First things first. Some of you may ask: “Why did The Untranslated choose to review a book that has already been translated into English and is easily available to anyone interested?” Well, not so fast, folks. Let the fact that Gamal al-Ghitani’s novel can be found in English (published as The Book of Epiphanies  by The American University in Cairo Press) not mislead you: it is just a partial translation of the original work. It is enough to compare the page count: the French translation which I have read has 874 pages, and the Arabic original – 815 pages. Now compare that to the piddling 288 pages of the English version: to say the least, a lot has been left out. As I have already said elsewhere, it is my philosophy not to read a book at all rather than read its abridged translation, which is why I regard al-Ghitani’s novel as good as unavailable in English, and will continue to look forward to its complete translation.
The original title of the novel is Kitāb Al-Tajalliyāt, where the first word means “book” and the second one is the plural form of the word tajallī which, being an important concept in Sufi philosophy, is rich with connotations and, therefore, can be translated in various ways. Here is what Ziad Elmarsafy writes in this regard:

The signifier tajallī from which the title is taken covers a wide semantic field. In The Book of the Definitions of Sufism Ibn ʿArabī defines it as “The secret illuminations that are revealed to the hearts [of the believers]. Revelation of this sort is a privilege reserved for the initiated, making manifest the presence and behaviour of the divine in the cosmos. […] In Ibn ʿArabī ‘s Kitab Al-Tajalliyāt, the author relates a series of dialogues with all of his [dead] predecessors on the Sufi path, who appear to him through the process of  tajallī. Were we to attempt a synthesis of the semantic field of tajallī in Ibn ʿArabī’s idiom, we would say that the word refers to the apparition, revelation, disclosure or unveiling of a given thing, person or idea that would normally be hidden in the order of the unknown or unknowable.

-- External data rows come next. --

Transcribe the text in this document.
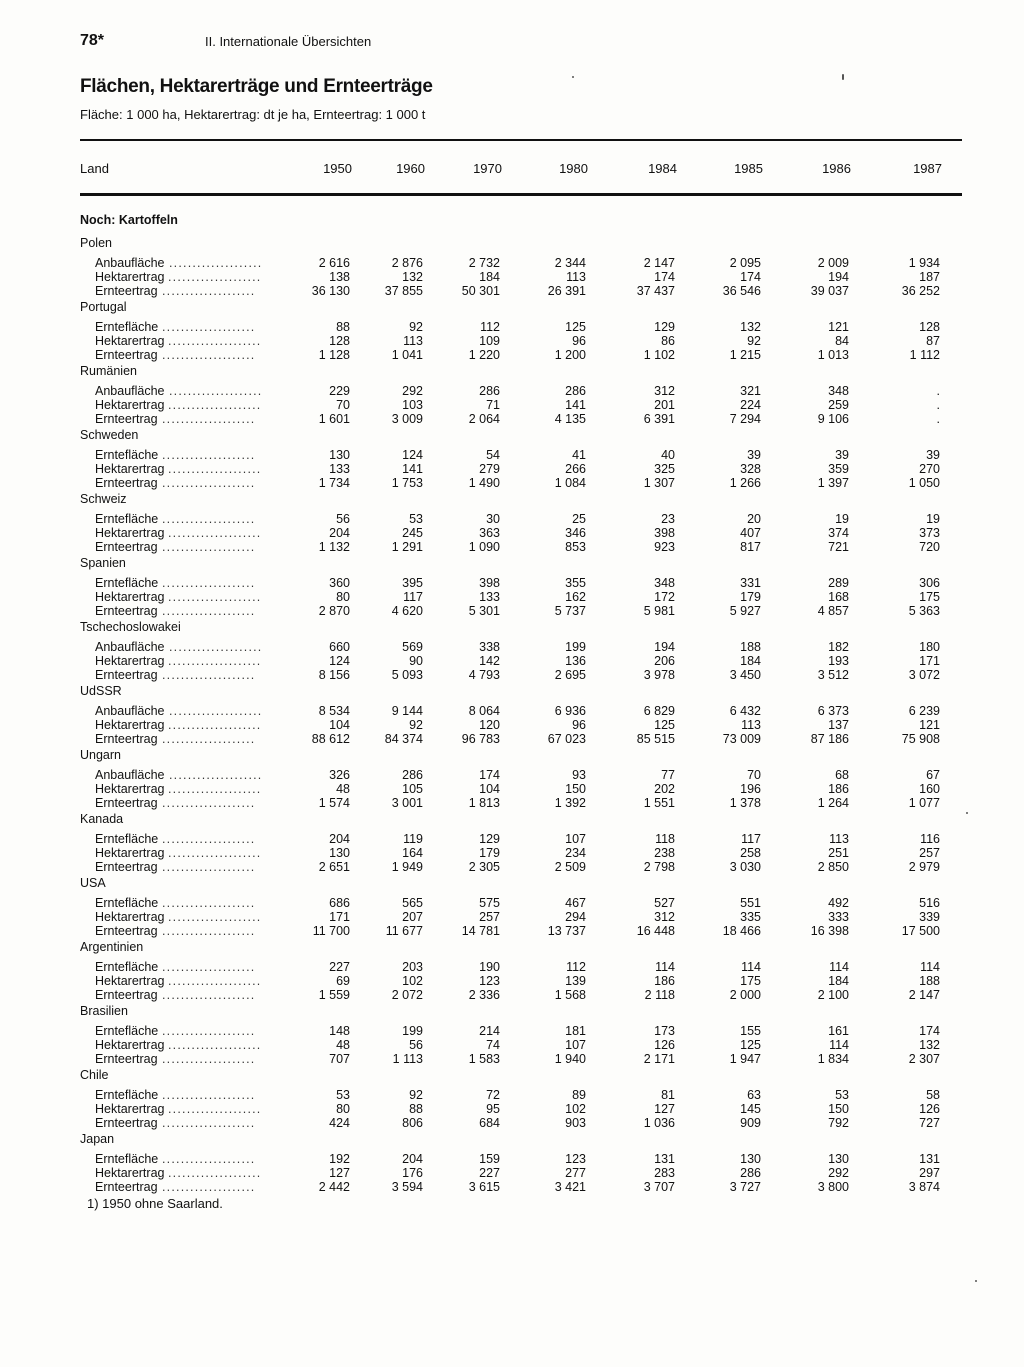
78*	II. Internationale Übersichten
Flächen, Hektarerträge und Ernteerträge
Fläche: 1 000 ha, Hektarertrag: dt je ha, Ernteertrag: 1 000 t
Land	1950	1960	1970	1980	1984	1985	1986	1987
Noch: Kartoffeln
Polen
Anbaufläche ....................	2 616	2 876	2 732	2 344	2 147	2 095	2 009	1 934
Hektarertrag ....................	138	132	184	113	174	174	194	187
Ernteertrag ....................	36 130	37 855	50 301	26 391	37 437	36 546	39 037	36 252
Portugal
Erntefläche ....................	88	92	112	125	129	132	121	128
Hektarertrag ....................	128	113	109	96	86	92	84	87
Ernteertrag ....................	1 128	1 041	1 220	1 200	1 102	1 215	1 013	1 112
Rumänien
Anbaufläche ....................	229	292	286	286	312	321	348	.
Hektarertrag ....................	70	103	71	141	201	224	259	.
Ernteertrag ....................	1 601	3 009	2 064	4 135	6 391	7 294	9 106	.
Schweden
Erntefläche ....................	130	124	54	41	40	39	39	39
Hektarertrag ....................	133	141	279	266	325	328	359	270
Ernteertrag ....................	1 734	1 753	1 490	1 084	1 307	1 266	1 397	1 050
Schweiz
Erntefläche ....................	56	53	30	25	23	20	19	19
Hektarertrag ....................	204	245	363	346	398	407	374	373
Ernteertrag ....................	1 132	1 291	1 090	853	923	817	721	720
Spanien
Erntefläche ....................	360	395	398	355	348	331	289	306
Hektarertrag ....................	80	117	133	162	172	179	168	175
Ernteertrag ....................	2 870	4 620	5 301	5 737	5 981	5 927	4 857	5 363
Tschechoslowakei
Anbaufläche ....................	660	569	338	199	194	188	182	180
Hektarertrag ....................	124	90	142	136	206	184	193	171
Ernteertrag ....................	8 156	5 093	4 793	2 695	3 978	3 450	3 512	3 072
UdSSR
Anbaufläche ....................	8 534	9 144	8 064	6 936	6 829	6 432	6 373	6 239
Hektarertrag ....................	104	92	120	96	125	113	137	121
Ernteertrag ....................	88 612	84 374	96 783	67 023	85 515	73 009	87 186	75 908
Ungarn
Anbaufläche ....................	326	286	174	93	77	70	68	67
Hektarertrag ....................	48	105	104	150	202	196	186	160
Ernteertrag ....................	1 574	3 001	1 813	1 392	1 551	1 378	1 264	1 077
Kanada
Erntefläche ....................	204	119	129	107	118	117	113	116
Hektarertrag ....................	130	164	179	234	238	258	251	257
Ernteertrag ....................	2 651	1 949	2 305	2 509	2 798	3 030	2 850	2 979
USA
Erntefläche ....................	686	565	575	467	527	551	492	516
Hektarertrag ....................	171	207	257	294	312	335	333	339
Ernteertrag ....................	11 700	11 677	14 781	13 737	16 448	18 466	16 398	17 500
Argentinien
Erntefläche ....................	227	203	190	112	114	114	114	114
Hektarertrag ....................	69	102	123	139	186	175	184	188
Ernteertrag ....................	1 559	2 072	2 336	1 568	2 118	2 000	2 100	2 147
Brasilien
Erntefläche ....................	148	199	214	181	173	155	161	174
Hektarertrag ....................	48	56	74	107	126	125	114	132
Ernteertrag ....................	707	1 113	1 583	1 940	2 171	1 947	1 834	2 307
Chile
Erntefläche ....................	53	92	72	89	81	63	53	58
Hektarertrag ....................	80	88	95	102	127	145	150	126
Ernteertrag ....................	424	806	684	903	1 036	909	792	727
Japan
Erntefläche ....................	192	204	159	123	131	130	130	131
Hektarertrag ....................	127	176	227	277	283	286	292	297
Ernteertrag ....................	2 442	3 594	3 615	3 421	3 707	3 727	3 800	3 874
1) 1950 ohne Saarland.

Not only does the title of al-Ghitani’s novel contain this rather complex term, but, taken as a whole, it is an allusion to the name of a treatise by one of the most celebrated Sufi mystics of all time. Of course, such homage found in the title of a novel is not such a rare case. We can recall here, for example, William Gaddis’ masterpiece The Recognitions whose title has been borrowed from a third-century religious romance believed to have been written by Clement of Rome.  The French translator of al-Ghitani’s novel in his introduction states that although the literal translation of tajalliyāt is “theophanies”, he has chosen to render this word in French as illuminations (illuminations) to  reflect better the way the Egyptian author utilises the term, for he applies it for a wide range of the narrator’s mystical experiences that are not limited to the manifestation of the sacred, but also include the apparition of the profane. Taking my cue from Khaled Osman, I am going to refer to the novel in English as The Book of Illuminations.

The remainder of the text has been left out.